With the skies suitably glowering, Kent, for reasons best known to themselves, won the toss and decided to have a bat. Did they gulp when they saw Anderson, tall, Test-match fit, white wrist bands on each wrist, pausing at the James Anderson end?

Perhaps in his first over, when Zak Crawley was bewitched by one that swung away. Or the second, when Jordan Cox nibbled behind, or the third when Ollie Robinson repeated what he had just got away with and boxed the ball to Dane Vilas. Perhaps in his sixth, when Jack Leaning fenced to second slip. Definitely by the final ball of his seventh, the four-figured big one, when Heino Kuhn, who had suffered through an unplayable over, finally got a tickle to an outswinger.

A thousand wickets. Nineteen years of first-class cricket. The first Lancashire fast bowler since Ken Higgs in May 1968 to do it. Anderson smiled, readers, he beamed, as he was enveloped by teammates and they ruffled that famously dark barnet.

Two more wickets would follow before he finished his 10-over spell, when Matthew Milnes gloved and Harry Podmore feathered behind. Only one man got after him. Darren Stevens, their combined age, 83. At the end of the spell, dispatched to deep midwicket, there was more applause from the doughty spectators who had sat through four sessions of rain for this.When Danny Lamb (three for 16) took the final wicket, Kent dismissed for 74, Anderson took off his cap, ruffled his hair, bashfully lifted the ball in the air, turned to the James Anderson end, and led the players off.But even that wasn’t the complete story, as Kent found the gumption to fight back in the final session despite a ding-dong 47 from Alex Davies on a historic afternoon.

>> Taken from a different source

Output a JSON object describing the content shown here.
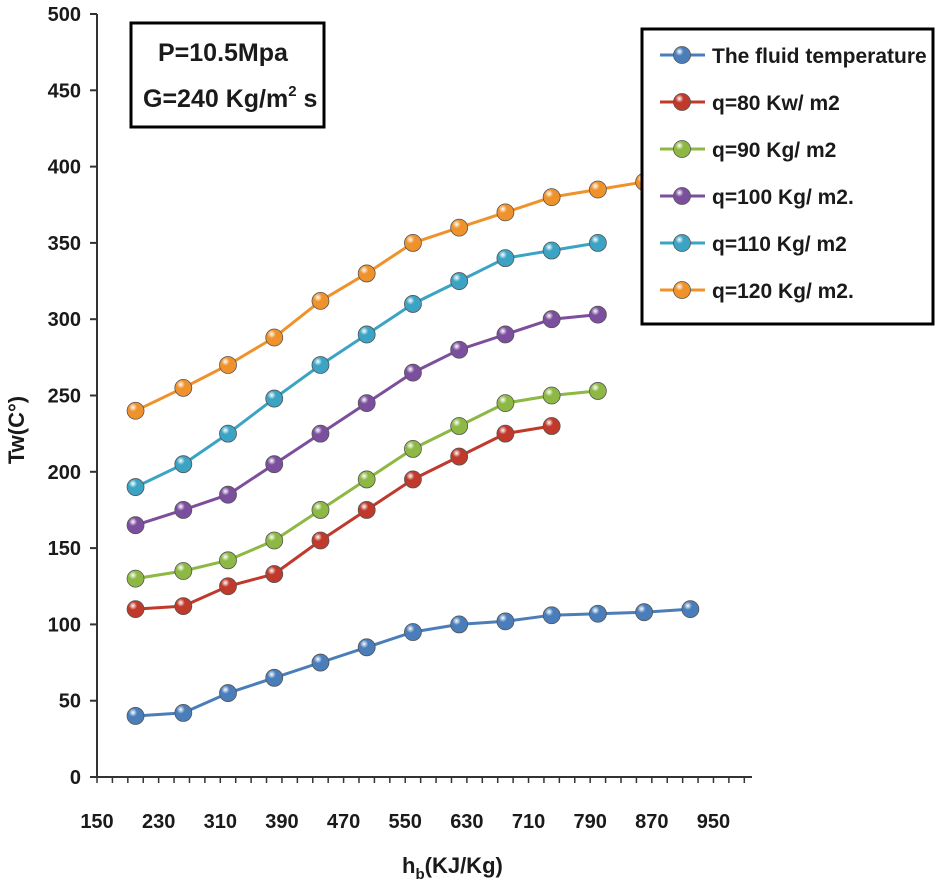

Dom Bess’s turn and bounce was too much for Northamptonshire at Wantage Road. Bess finished with his best first-class figures of seven for 43, worrying the middle-order and skittling out the tail. Harry Brook guided Yorkshire to a handy second-innings lead of 147, despite four wickets for Simon Kerrigan.

Dom Bess put on a masterclass at Wantage Road. Photograph: Tony Marshall/Getty Images

Ben Stokes took three for 55 in his first outing in Durham whites for a blue moon, as Warwickshire were bowled out for 237 bolstered by another classy hundred from Rob Yates.

A glorious 174 not out from Colin de Grandhomme, batting at No 6 on his Hampshire debut, piled the pressure on Surrey at the Rose Bowl. Looking up at a mammoth total of 488, Surrey lost four quick wickets in reply, with Keith Barker taking three for 15.

Some vigorous wagging by Somerset’s tail, with numbers eight, nine and 10 all scoring 70s, helped them stack up 461 before declaring. Leicestershire lost three quick wickets before rain stopped play.

There were more runs for Sussex 16-year-old Dan Ibrahim, who scored his second first-class fifty at Hove against Glamorgan. Miles Hammond top scored for Gloucestershire against Middlesex with 75 on the opening day of the Cheltenham festival; while fifties from Haseeb Hameed and Ben Duckett helped put Nottinghamshire in a promising position against Derbyshire.